Definition / Overview
Headache disorders represent some of the most common and disabling neurological conditions encountered in internal medicine. The major primary headache syndromes, migraine, tension-type headache, and the trigeminal autonomic cephalalgias (TACs), arise without identifiable structural cause. The diagnostic challenge lies in distinguishing these from secondary headaches driven by serious underlying pathology, and in managing chronic or refractory presentations that commonly arise in the general medicine context.
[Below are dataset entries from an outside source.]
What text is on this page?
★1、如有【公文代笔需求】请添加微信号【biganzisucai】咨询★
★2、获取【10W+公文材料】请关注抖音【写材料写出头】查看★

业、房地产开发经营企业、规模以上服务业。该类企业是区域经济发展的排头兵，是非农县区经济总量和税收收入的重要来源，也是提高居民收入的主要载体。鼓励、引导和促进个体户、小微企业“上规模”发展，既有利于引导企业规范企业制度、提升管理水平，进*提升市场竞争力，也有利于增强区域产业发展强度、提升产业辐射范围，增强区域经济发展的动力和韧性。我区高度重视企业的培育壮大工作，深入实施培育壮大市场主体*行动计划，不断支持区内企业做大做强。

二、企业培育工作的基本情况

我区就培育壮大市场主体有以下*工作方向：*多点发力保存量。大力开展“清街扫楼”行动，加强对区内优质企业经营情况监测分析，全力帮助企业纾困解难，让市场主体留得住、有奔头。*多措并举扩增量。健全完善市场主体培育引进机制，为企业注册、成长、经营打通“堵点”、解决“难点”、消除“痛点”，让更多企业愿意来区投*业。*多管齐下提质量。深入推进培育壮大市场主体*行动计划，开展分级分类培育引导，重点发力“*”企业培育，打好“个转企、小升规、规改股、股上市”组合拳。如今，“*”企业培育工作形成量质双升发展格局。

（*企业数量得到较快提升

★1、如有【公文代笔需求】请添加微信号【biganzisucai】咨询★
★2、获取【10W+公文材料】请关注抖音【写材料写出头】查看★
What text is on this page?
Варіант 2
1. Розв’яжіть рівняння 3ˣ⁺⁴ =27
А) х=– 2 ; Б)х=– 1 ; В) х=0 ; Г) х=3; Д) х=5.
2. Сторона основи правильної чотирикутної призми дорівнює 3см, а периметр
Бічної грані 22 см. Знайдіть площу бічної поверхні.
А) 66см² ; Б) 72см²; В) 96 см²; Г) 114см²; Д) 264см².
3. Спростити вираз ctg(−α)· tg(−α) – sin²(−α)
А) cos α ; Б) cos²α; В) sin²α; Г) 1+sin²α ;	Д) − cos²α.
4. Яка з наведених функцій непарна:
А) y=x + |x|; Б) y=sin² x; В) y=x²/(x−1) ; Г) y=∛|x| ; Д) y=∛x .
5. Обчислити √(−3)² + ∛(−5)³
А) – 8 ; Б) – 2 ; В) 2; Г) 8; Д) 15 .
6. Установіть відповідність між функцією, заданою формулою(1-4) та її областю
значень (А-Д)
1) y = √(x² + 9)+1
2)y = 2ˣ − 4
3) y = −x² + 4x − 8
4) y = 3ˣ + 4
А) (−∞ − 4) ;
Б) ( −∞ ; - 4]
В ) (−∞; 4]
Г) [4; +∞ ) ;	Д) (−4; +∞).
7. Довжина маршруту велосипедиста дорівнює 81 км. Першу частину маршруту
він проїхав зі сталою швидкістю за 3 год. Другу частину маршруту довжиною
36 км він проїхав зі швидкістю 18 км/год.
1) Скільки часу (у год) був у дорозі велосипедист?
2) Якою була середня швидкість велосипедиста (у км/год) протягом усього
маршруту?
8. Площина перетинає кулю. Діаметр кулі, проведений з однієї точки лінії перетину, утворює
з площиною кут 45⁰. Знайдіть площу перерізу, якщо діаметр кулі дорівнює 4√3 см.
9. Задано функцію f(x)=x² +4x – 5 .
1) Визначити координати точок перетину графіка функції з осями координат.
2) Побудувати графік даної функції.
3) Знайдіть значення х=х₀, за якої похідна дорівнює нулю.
Key classification framework:
- Primary headache disorders: Migraine (with/without aura), tension-type headache, TACs (cluster headache, paroxysmal hemicrania, SUNCT/SUNA, hemicrania continua), new daily persistent headache
- Secondary headache disorders: Subarachnoid haemorrhage, meningitis, giant cell arteritis, intracranial hypertension, cerebral venous sinus thrombosis, reversible cerebral vasoconstriction syndrome (RCVS), hypertensive emergency
- Chronic daily headache (CDH): Headache occurring $\geq 15$ days/month; encompasses both primary and secondary aetiologies, and frequently complicated by medication overuse
Red Flags, The Consultant Priority
Before any primary headache diagnosis is entertained, secondary causes requiring urgent evaluation must be excluded. The consultant role demands pattern recognition for features that mandate immediate investigation.
SNOOP4 Red Flag Mnemonic
| Red Flag Feature | Concern |
|---|---|
| Systemic symptoms / illness | Meningitis, giant cell arteritis, malignancy |
| Neurological signs or symptoms | Intracranial mass, stroke, abscess |
| Onset, sudden/thunderclap | Subarachnoid haemorrhage, RCVS, CVST |
| Older patient (new headache $>50$ years) | Giant cell arteritis, malignancy |
| Progressive worsening pattern | Raised intracranial pressure, mass lesion |
| Postural component | CSF pressure disorders (low or high) |
| Precipitated by Valsalva/exertion | Posterior fossa lesion, Arnold-Chiari malformation |
| Papilloedema | Raised ICP, cerebral venous sinus thrombosis |
- Thunderclap headache, maximum severity within 60 seconds, mandates urgent non-contrast CT head (sensitivity $\sim$98% within 6 hours of onset) followed by lumbar puncture if CT is negative; the primary concern is subarachnoid haemorrhage
- New headache $>50$ years with jaw claudication, scalp tenderness, or constitutional symptoms, send ESR, CRP, and platelet count urgently; ESR $>50\,\text{mm/h}$ with consistent clinical features warrants empirical high-dose glucocorticoids before biopsy to prevent blindness
- Fever + meningism, treat as bacterial meningitis empirically while investigating
Migraine
Pathophysiology
Migraine is fundamentally a disorder of central sensory processing, not primarily a vascular phenomenon. The underlying mechanism involves:
- Cortical spreading depression (CSD): A slowly propagating wave of neuronal and glial depolarisation followed by sustained suppression, responsible for the aura
- Trigeminovascular activation: CSD activates the trigeminal nerve, releasing neuropeptides including calcitonin gene-related peptide (CGRP), which drives neurogenic inflammation of meningeal vessels and pain signal propagation to the trigeminal nucleus caudalis
- Central sensitisation: Repeated attacks lower the threshold for pain signalling; allodynia during attacks reflects central sensitisation and predicts poor response to triptans if delayed
- Brainstem modulation: The dorsolateral pons (including the locus coeruleus) plays a pivotal role; functional imaging shows ipsilateral brainstem activation correlating with headache lateralisation
Diagnostic Criteria
Migraine without aura, requires $\geq 5$ attacks meeting:
- Duration 4-72 hours (untreated or unsuccessfully treated)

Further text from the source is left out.